Praising God offstage, in the holy and quiet shadows


This past weekend, six months’ worth of hard work and long nights for the Mater Ecclesiae Dinner Theatre cast and crew culminated with three successful performances of the screwball comedy “You Can’t Beat The House” in Berlin.

For last year’s production of “Here Come the Brides,” I was the sound technician, responsible for every doorbell and telephone ring.

Back in August, though, the play director asked if I wanted to be on, instead of behind, the stage this year. The only acting experience I had was playing a dead soldier (“Les Miserables”) and El Gallo (“The Fantasticks”) during a Happy 100 Years of Broadway variety show at Cherry Hill East over 20 years ago.

Still, I relished the challenge, and since late September have soaked up as much information as I could from the accomplished actors who have been entertaining on Mater Ecclesiae’s stage since the dinner theatre’s inception eight years ago. Tips on line memorization, blocking and even how to apply your own bronzer will not soon be forgotten.

One lesson that took longer to sink in, however, was what I will call the “gaps,” the “spaces” between my lines of dialogue. It was one thing to learn lines, and say them at the proper time, but quite another to listen, react and, in some cases, do something completely different when someone else is talking. When you’re supposed to be silently interacting with a character on one side of the stage, while an actor on the other side is saying their line during a different conversation with someone else, it can be a bit of a learning curve.

While attempting to master this particular skill onstage, my head and heart began to be filled with reflections on my own spiritual life.

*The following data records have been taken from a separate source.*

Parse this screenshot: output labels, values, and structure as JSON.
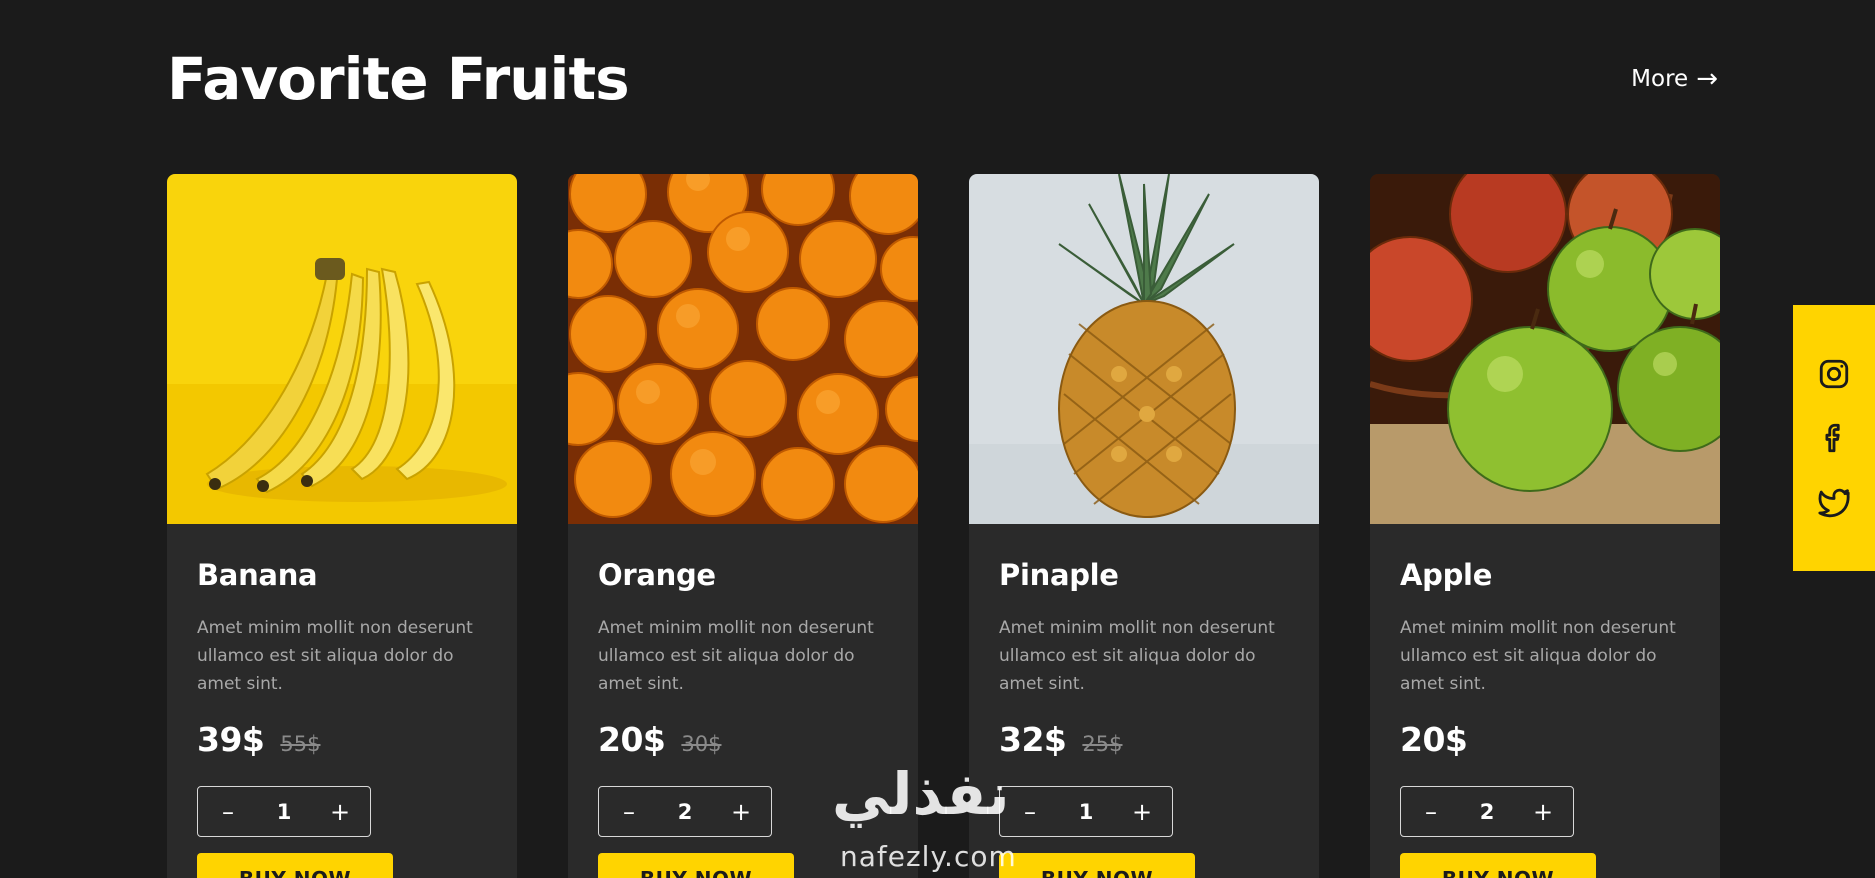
{
  "header": {
    "title": "Favorite Fruits",
    "more_label": "More",
    "more_arrow": "→"
  },
  "products": [
    {
      "name": "Banana",
      "image": "banana-image",
      "description": "Amet minim mollit non deserunt ullamco est sit aliqua dolor do amet sint.",
      "price": "39$",
      "old_price": "55$",
      "quantity": "1",
      "minus": "–",
      "plus": "+",
      "buy_label": "BUY NOW"
    },
    {
      "name": "Orange",
      "image": "orange-image",
      "description": "Amet minim mollit non deserunt ullamco est sit aliqua dolor do amet sint.",
      "price": "20$",
      "old_price": "30$",
      "quantity": "2",
      "minus": "–",
      "plus": "+",
      "buy_label": "BUY NOW"
    },
    {
      "name": "Pinaple",
      "image": "pineapple-image",
      "description": "Amet minim mollit non deserunt ullamco est sit aliqua dolor do amet sint.",
      "price": "32$",
      "old_price": "25$",
      "quantity": "1",
      "minus": "–",
      "plus": "+",
      "buy_label": "BUY NOW"
    },
    {
      "name": "Apple",
      "image": "apple-image",
      "description": "Amet minim mollit non deserunt ullamco est sit aliqua dolor do amet sint.",
      "price": "20$",
      "old_price": "",
      "quantity": "2",
      "minus": "–",
      "plus": "+",
      "buy_label": "BUY NOW"
    }
  ],
  "social": {
    "icons": [
      "instagram-icon",
      "facebook-icon",
      "twitter-icon"
    ]
  },
  "watermark": {
    "arabic": "نفذلي",
    "latin": "nafezly.com"
  },
  "colors": {
    "background": "#1b1b1b",
    "card": "#2a2a2a",
    "accent": "#ffd400"
  }
}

As my Catholic faith is my compass, my guide, the most important thing in my life, I try to live out my call to be a “missionary disciple” everyday, to whomever I encounter. Through my words, my actions, my clothing (my cross around my neck, my Saint Augustine T-shirt), and even my social media posts, I attempt to bring to life the joy of the Gospel. I am onstage, speaking my dialogue, with the crowd focused on me.

But what if those periods of “gaps” and “silences,” the times when we’re not the main focus, are just as important, if not more so? A good friend once told me, “The best work is done in the shadows,” and I’m tempted to agree with her.

With Lent beginning this week, maybe it’s time for me to retreat into “the shadows” these next 40 days. Spend more time in silence with Jesus in the adoration chapel. Take time for morning and night prayer in my quiet bedroom. Fast at least once a week, relying on God’s strength instead of my own. Maybe it’s time to get “offstage,” away from Facebook, Twitter and Instagram for a bit. Maybe it’s time to believe that the only applause, praise and “likes” I should desire should come from God.

Maybe it’s time to put on the performance of my life for him, for his glory, in fasting, prayer and almsgiving. And whether or not I am front and center or off to the side, offstage or “in the shadows,” have faith that he is my biggest fan.

Peter G. Sánchez is the social media coordinator and staff writer for the Catholic Star Herald. He also co-hosts the Talking Catholic podcast.